O Primeiro-Ministro António Costa anunciou que o Orçamento de Estado para 2018 terá 670 milhões de euros afetos ao conjunto de atividades relacionadas com a reforma da floresta, prevenção e combate aos incêndios e apoio à reconstrução das áreas ardidas, durante a assinatura de protocolos com a banca para apoio à tesouraria das empresas afetadas pelos incêndios, em Vouzela.

«Trezentos e setenta milhões de euros já constavam da proposta inicial e 300 milhões de euros serão apresentados na fase da especialidade, que é o resultado do conjunto do esforço que vimos ser necessário mobilizar, seja para a reconstrução, seja para dar execução, em 2018, já de parte significativa da resolução do Conselho de Ministros do passado dia 21 de outubro», disse António Costa.

O Primeiro-Ministro sublinhou a necessidade de se conseguir responder, simultaneamente, aos desafios que se colocam: 

- «no horizonte do longo prazo, para entender o desafio das alterações climáticas», 

- «no horizonte do médio prazo, para responder às necessidades de revitalização do interior e ainda para podermos ter uma floresta mais ordenada», 

- e no de curto prazo, a resposta às necessidades de habitação e de reanimação da atividade económica.

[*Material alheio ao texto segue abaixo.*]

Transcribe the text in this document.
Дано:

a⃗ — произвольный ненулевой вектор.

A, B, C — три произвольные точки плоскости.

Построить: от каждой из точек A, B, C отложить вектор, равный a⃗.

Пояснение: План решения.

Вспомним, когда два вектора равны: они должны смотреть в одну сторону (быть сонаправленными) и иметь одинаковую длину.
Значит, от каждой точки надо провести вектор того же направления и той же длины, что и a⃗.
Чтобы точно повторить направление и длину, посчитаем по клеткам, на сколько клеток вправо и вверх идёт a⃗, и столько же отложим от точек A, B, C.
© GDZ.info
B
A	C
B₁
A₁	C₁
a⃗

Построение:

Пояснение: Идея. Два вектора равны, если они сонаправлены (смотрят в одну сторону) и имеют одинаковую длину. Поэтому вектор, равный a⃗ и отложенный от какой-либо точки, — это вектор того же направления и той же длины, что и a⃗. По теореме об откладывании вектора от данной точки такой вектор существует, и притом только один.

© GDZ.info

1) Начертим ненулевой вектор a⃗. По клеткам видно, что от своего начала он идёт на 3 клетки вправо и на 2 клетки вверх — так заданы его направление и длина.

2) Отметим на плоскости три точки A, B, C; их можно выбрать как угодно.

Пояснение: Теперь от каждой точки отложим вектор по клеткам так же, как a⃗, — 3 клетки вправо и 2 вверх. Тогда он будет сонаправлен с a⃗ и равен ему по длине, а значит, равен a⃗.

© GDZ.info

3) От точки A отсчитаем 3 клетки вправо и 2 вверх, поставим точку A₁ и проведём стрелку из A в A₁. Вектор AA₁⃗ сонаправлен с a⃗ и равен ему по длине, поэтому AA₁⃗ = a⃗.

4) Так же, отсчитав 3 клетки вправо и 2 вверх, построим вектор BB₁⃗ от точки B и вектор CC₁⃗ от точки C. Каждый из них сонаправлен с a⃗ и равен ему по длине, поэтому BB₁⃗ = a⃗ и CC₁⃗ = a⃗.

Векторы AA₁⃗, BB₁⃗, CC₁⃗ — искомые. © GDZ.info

António Costa disse também que «é reconfortante ver que a solidariedade se mantém», quase um mês depois da tragédia, e que «a capacidade de resposta no terreno é efetiva».

«Desde os autarcas, aos empresários, às populações, todos temos as mãos postas na obra para que se cumpra este nosso dever de reconstruir o País, de reerguer estes territórios», afirmou ainda.

Alargar apoio aos feridos graves

O Primeiro-Ministro disse ainda que o Governo vai «alargar o apoio às vítimas de ferimentos graves» dos incêndios, depois de ter dado prioridade às indemnizações às famílias de vítimas mortais.

«Já temos um sistema muito célere de apoio às vítimas mortais e a nossa intenção é alargar esse mecanismo aos feridos graves, visto que a comissão que foi constituída está em condições de, nas próximas duas semanas, concluir o relatório, apresentando os critérios das indemnizações das vítimas mortais e de fazer o mesmo em relação aos feridos», acrescentou.